Peki, aramızdaki ayrılık nerelerdedir.
1- Batı ekolu Kuran düzenin insanlar dayatılması gerektiğinde doğu ekolü ile bir ayrılığı yoktur. Ne var ki Batı ekolüne göre böyle bir barış düzeni ancak Kuran düzeni ile doğar. İnsanlığı istedikleri düzende serbest bırakacağız. Bize karışmadıkları takdirde biz de karışmayacağız. Ama kendimizin barış düzenin Kuran’da aramalıyız. Bütün sorunlarımızı Kuran’a dayanarak çözmeliyiz.
Doğu ekolü buna karşıdır. Kuran sadece ilkeleri içermektedir. Detaylı çözümler orada yoktur. Haramlar bir kaç tanedir. Diğerlerini Kuran dışında çözümlerde aramalıyız. Sam Adian Kuran dışı sorunları çözen şey de ekseriyet sistemidir diyor, ama ekseriyet sisteminden ne kast ettiği belli değildir. Dua edelim de onu destekleyen düşünürler çıksın da bizimle mücadelede denge oluşsun.
2- Batı ekolü Adil düzen diyor ki, biz Kuran’ı peygamberden sonra, ondan sonra gelen fukahadan öğrendik. Biz onları atlayarak Kuran’a ulaşamayız. Bu sebeple sahabelerin icmalarını ve fukahanın usulünü öğrenmemiz ve onlara uymamız gerekir. Usul matematik gibidir. Gelişir ama değişmez. Uygulama ise durmadan yeni şartlarda yenilik ister. Eski sünnetin klasik metodundan ayrılmamız gerekir. Onların icmaları ancak bizim icmalarımızla değişebilir. O halde içtihat ve icma müesseseleri olmadan Kuranı anlamamız mümkün değildir. Bizim dört çift delilimiz vardır:
a- Kitap ve Hikmet (mesalih)
b- Sünnet ve istishap (eski şeriatlar)
c- İcma ve örf (mahalli icmalar)
d- Kıyas ve istihsan (müspet ilim)
Doğu ekolu bu delilleri reddediyor, onun yerine ekseriyet kararları diyor ama onun da ne olduğunu tam ortaya koyamıyor. Yani bizim karşımıza çıkan Hong- Kong ekolünün de diğer tutucu ve ateist mezhepler gibi tutunma gücü çok zayıf. Ama yukarıda anlattığım ilkeler müspet ilmin ilkeleri içinde çalışılabilir, gelecekte denge öyle oluşacaktır.

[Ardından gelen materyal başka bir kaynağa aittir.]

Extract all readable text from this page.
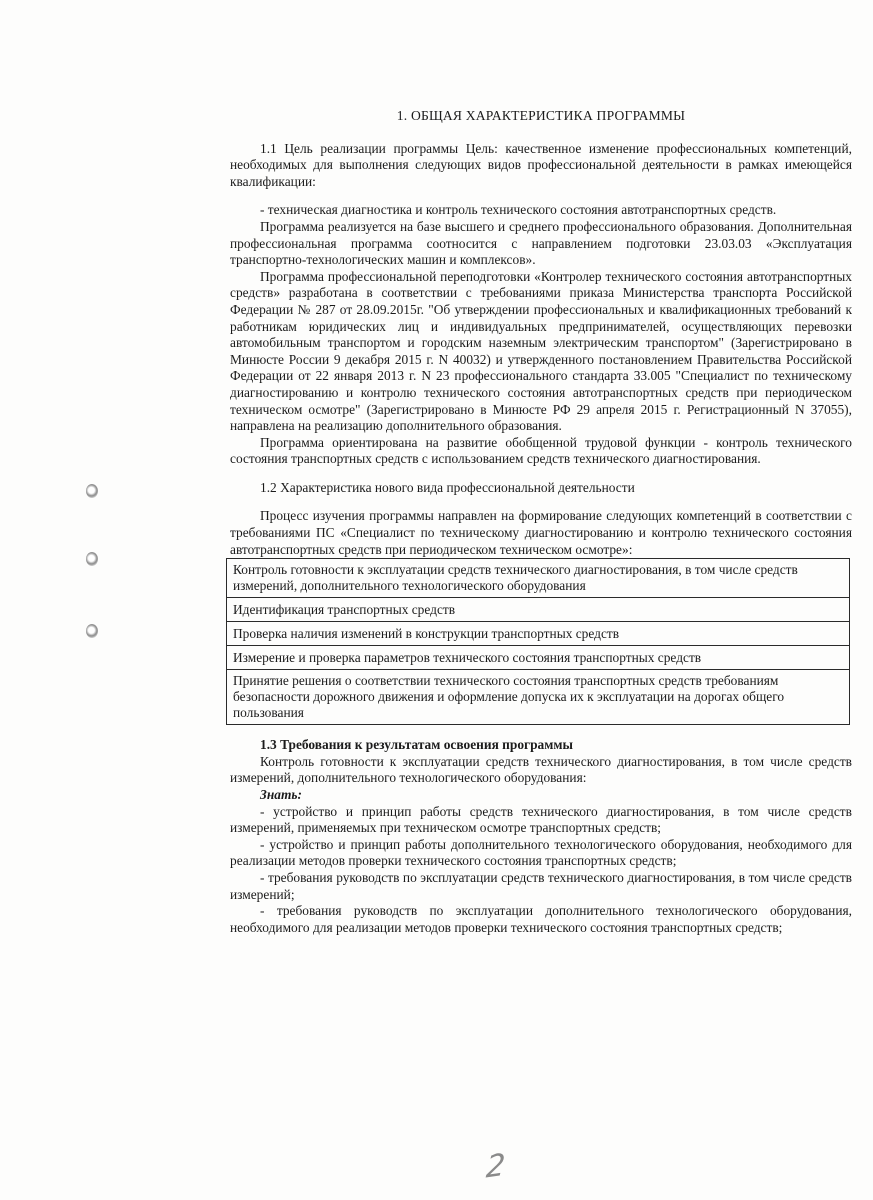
1. ОБЩАЯ ХАРАКТЕРИСТИКА ПРОГРАММЫ

1.1 Цель реализации программы Цель: качественное изменение профессиональных компетенций, необходимых для выполнения следующих видов профессиональной деятельности в рамках имеющейся квалификации:

- техническая диагностика и контроль технического состояния автотранспортных средств.

Программа реализуется на базе высшего и среднего профессионального образования. Дополнительная профессиональная программа соотносится с направлением подготовки 23.03.03 «Эксплуатация транспортно-технологических машин и комплексов».

Программа профессиональной переподготовки «Контролер технического состояния автотранспортных средств» разработана в соответствии с требованиями приказа Министерства транспорта Российской Федерации № 287 от 28.09.2015г. "Об утверждении профессиональных и квалификационных требований к работникам юридических лиц и индивидуальных предпринимателей, осуществляющих перевозки автомобильным транспортом и городским наземным электрическим транспортом" (Зарегистрировано в Минюсте России 9 декабря 2015 г. N 40032) и утвержденного постановлением Правительства Российской Федерации от 22 января 2013 г. N 23 профессионального стандарта 33.005 "Специалист по техническому диагностированию и контролю технического состояния автотранспортных средств при периодическом техническом осмотре" (Зарегистрировано в Минюсте РФ 29 апреля 2015 г. Регистрационный N 37055), направлена на реализацию дополнительного образования.

Программа ориентирована на развитие обобщенной трудовой функции - контроль технического состояния транспортных средств с использованием средств технического диагностирования.

1.2 Характеристика нового вида профессиональной деятельности

Процесс изучения программы направлен на формирование следующих компетенций в соответствии с требованиями ПС «Специалист по техническому диагностированию и контролю технического состояния автотранспортных средств при периодическом техническом осмотре»:

Контроль готовности к эксплуатации средств технического диагностирования, в том числе средств измерений, дополнительного технологического оборудования
Идентификация транспортных средств
Проверка наличия изменений в конструкции транспортных средств
Измерение и проверка параметров технического состояния транспортных средств
Принятие решения о соответствии технического состояния транспортных средств требованиям безопасности дорожного движения и оформление допуска их к эксплуатации на дорогах общего пользования

1.3 Требования к результатам освоения программы

Контроль готовности к эксплуатации средств технического диагностирования, в том числе средств измерений, дополнительного технологического оборудования:

Знать:

- устройство и принцип работы средств технического диагностирования, в том числе средств измерений, применяемых при техническом осмотре транспортных средств;

- устройство и принцип работы дополнительного технологического оборудования, необходимого для реализации методов проверки технического состояния транспортных средств;

- требования руководств по эксплуатации средств технического диагностирования, в том числе средств измерений;

- требования руководств по эксплуатации дополнительного технологического оборудования, необходимого для реализации методов проверки технического состояния транспортных средств;

2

3- Batı ekolu ibadetleri ve yasakları sosyal müessese olarak benimsemekte onların yaşatılmasını istemektedir. Dört delile dayalı olarak yaşatılmasını istemektedir.

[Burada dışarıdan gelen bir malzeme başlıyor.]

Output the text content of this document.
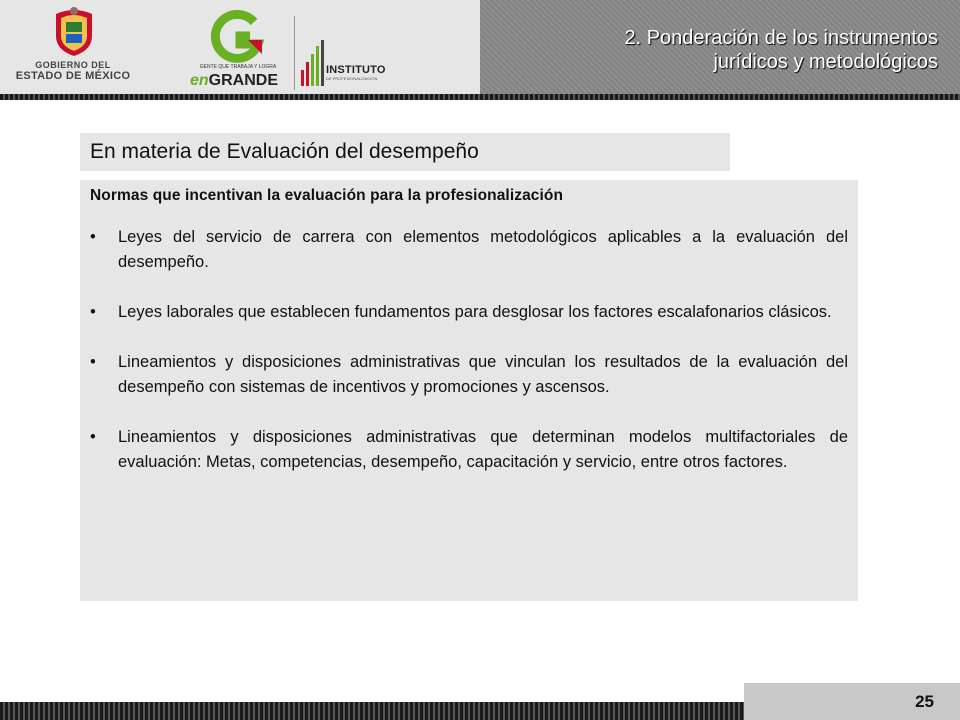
GOBIERNO DEL
ESTADO DE MÉXICO
GENTE QUE TRABAJA Y LOGRA
enGRANDE
INSTITUTO
DE PROFESIONALIZACIÓN
2. Ponderación de los instrumentos
jurídicos y metodológicos
En materia de Evaluación del desempeño
Normas que incentivan la evaluación para la profesionalización
• Leyes del servicio de carrera con elementos metodológicos aplicables a la evaluación del desempeño.
• Leyes laborales que establecen fundamentos para desglosar los factores escalafonarios clásicos.
• Lineamientos y disposiciones administrativas que vinculan los resultados de la evaluación del desempeño con sistemas de incentivos y promociones y ascensos.
• Lineamientos y disposiciones administrativas que determinan modelos multifactoriales de evaluación: Metas, competencias, desempeño, capacitación y servicio, entre otros factores.
25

a- Klasik İslam mezheplerinin kabul ettiği namaz müessesesinin şeklini değiştirmemektedir. Sadece onlara sosyal mana vermekte o da toplantılar olarak ifade etmektedir.
b- Klasik mezheplerin benimsediği zekat müessesesini kamu payı vergi olarak anlamaktadır ve başka vergi kabul etmemektedir. Tüm kamu bütçesi zekât ve sadaka içinde değerlendirilmektedir.
c- Orucu hapishane yerine konan cezalar olarak anlamakta ve kişileri gündüz yemek yemeden mahrum etmektedir. Bugün kan tahlilleri ile ne zaman yemek yediğini tespit etmek mümkündür.
d- Haccı ise uluslararası kongre olarak anlamakta ve ortak panayır gözlüğü ile bakmaktadır.
Diğer taraftan
- Aile müessesesini korumak için zina yasaklanmaktadır.
- Özel mülkiyeti korumak için hırsızlık yasaklanmaktadır.
- Düzenin korunması için suç isnadı ispat edilmediği takdirde cezalandırılmaktadır.
- Tekellerin oluşmaması için de faiz yasaklanmaktadır.
İnsanlığın özgürlüklerini korunmakla yükümlü Kuran ehlinin bucaklarında uygulamaları gereken kurallardır.
Doğu ekolü ise bunların ve diğer helal ve haramların, diğer emir ve nehiylerin serbest olduğu bunlara uyulmasının Kuran emri olmadığını savunmaktadır. Yani Kuran’ı şeriat için bir dayanak kabul etmemektir. Kuran sadece iyiliklerden bahseden bir kitaptır. Şeriat ise başka yollardan tespit edilmelidir. O yolun ne olduğu hususunun tespitini de reddetmektedirler. Kuran’ın onlara yol göstermesi dayatma olur diyorlar. Herkes kendisi bulur demektedirler.
4- Batı ekolu bugün mevcut düzenin kuvveti üstün tutan düzen olduğuna inanmakta ve hakkı üstün tutan düzenin gelmesi gerektiğini savunmakta, Doğu ekolü ise bugün kü düzen geçerli iyi düzendir. Bunu Kuran’a dayanarak savunmaktadır.